DI antara nasihat mulia guru kami adalah, “Sertakan Allah dalam segala aktivitas.” Saat itu kami belum paham, sehingga nasihat ini hanya berupa catatan kecil dalam buku kumal dan murahan ala santri kampung.
Lalu kami beranjak dewasa dan atas kebaikan Allah berkesempatan mengenyam bangku sekolah, bangku kuliah. Di antara komentar yang kami dengar, “Kalau ke kelas jangan bawa-bawa agama.” Atau saat bersentuhan dengan beberapa organisasi, “Sudahlah gak usah ribet, kita ini orang terpelajar dan bebas nilai, jangan bawa-bawa agama ke ranah akademik.”
Otak dangkal saya kok gak sampai, ya?
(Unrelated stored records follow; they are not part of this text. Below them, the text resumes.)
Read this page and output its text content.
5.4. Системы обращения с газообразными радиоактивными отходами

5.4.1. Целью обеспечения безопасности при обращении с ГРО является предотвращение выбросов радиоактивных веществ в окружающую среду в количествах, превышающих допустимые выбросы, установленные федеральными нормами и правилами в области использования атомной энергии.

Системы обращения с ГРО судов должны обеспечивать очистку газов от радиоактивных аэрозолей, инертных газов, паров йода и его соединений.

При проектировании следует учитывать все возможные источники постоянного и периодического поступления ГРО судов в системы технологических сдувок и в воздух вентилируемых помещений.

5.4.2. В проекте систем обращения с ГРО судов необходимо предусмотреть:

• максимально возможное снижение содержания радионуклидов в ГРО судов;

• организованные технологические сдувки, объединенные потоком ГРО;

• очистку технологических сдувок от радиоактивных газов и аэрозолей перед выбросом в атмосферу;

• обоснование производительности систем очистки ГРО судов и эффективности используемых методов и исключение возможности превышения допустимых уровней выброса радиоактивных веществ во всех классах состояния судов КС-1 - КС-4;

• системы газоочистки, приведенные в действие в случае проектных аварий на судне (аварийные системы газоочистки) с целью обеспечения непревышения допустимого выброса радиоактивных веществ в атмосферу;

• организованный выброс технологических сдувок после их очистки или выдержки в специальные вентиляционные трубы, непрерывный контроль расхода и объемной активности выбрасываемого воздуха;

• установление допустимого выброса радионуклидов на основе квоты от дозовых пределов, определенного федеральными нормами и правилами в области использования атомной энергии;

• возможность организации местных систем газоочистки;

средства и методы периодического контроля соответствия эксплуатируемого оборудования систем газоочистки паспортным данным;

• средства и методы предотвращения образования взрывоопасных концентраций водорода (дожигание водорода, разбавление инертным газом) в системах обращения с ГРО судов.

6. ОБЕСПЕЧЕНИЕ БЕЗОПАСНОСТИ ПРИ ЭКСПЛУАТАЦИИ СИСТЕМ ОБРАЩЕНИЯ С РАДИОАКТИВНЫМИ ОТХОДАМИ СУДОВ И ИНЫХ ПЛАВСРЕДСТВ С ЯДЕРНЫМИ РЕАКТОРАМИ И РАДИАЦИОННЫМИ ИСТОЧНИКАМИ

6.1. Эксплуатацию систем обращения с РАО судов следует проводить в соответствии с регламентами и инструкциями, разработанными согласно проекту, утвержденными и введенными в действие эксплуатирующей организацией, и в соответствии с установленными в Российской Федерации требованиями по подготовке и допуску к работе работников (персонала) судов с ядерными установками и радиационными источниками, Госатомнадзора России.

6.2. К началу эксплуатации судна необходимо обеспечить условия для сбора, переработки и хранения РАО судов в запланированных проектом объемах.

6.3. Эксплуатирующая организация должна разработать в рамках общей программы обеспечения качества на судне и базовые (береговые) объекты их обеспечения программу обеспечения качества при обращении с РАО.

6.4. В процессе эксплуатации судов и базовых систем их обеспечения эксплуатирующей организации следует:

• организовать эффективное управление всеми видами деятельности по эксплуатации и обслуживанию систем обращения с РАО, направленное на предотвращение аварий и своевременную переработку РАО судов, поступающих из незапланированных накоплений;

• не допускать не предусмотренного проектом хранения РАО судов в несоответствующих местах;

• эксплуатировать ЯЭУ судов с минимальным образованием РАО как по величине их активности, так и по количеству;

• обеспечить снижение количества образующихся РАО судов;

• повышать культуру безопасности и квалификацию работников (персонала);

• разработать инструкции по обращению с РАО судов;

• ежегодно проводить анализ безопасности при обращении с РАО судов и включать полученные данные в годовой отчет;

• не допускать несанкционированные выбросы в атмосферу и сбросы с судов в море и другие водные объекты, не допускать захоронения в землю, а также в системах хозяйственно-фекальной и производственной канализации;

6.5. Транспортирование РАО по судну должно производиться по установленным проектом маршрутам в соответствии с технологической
Jangan bawa-bawa agama? Maksudnya? Hmm, hidup ini kalau gak bawa agama, terus bawa apa dong?
BACA JUGA: Trauma Agama, Salahkah?
Apa jadinya orang yang tak bawa agama? Ateis. Kalau bergitu, untuk apa belajar, untuk apa berorganisasi? Hakikat ilmu adalah meneguhkan keyakinan pada Allah SWT, yang menuntun pada salimul akidah atau keyakinan yang bersih, benar dan tulus. Lalu menuntun pada shahihul ibadah atau ibadah yang baik, dan menjadikan pribadi yang berakhlakul karimah atau akhlak yang baik.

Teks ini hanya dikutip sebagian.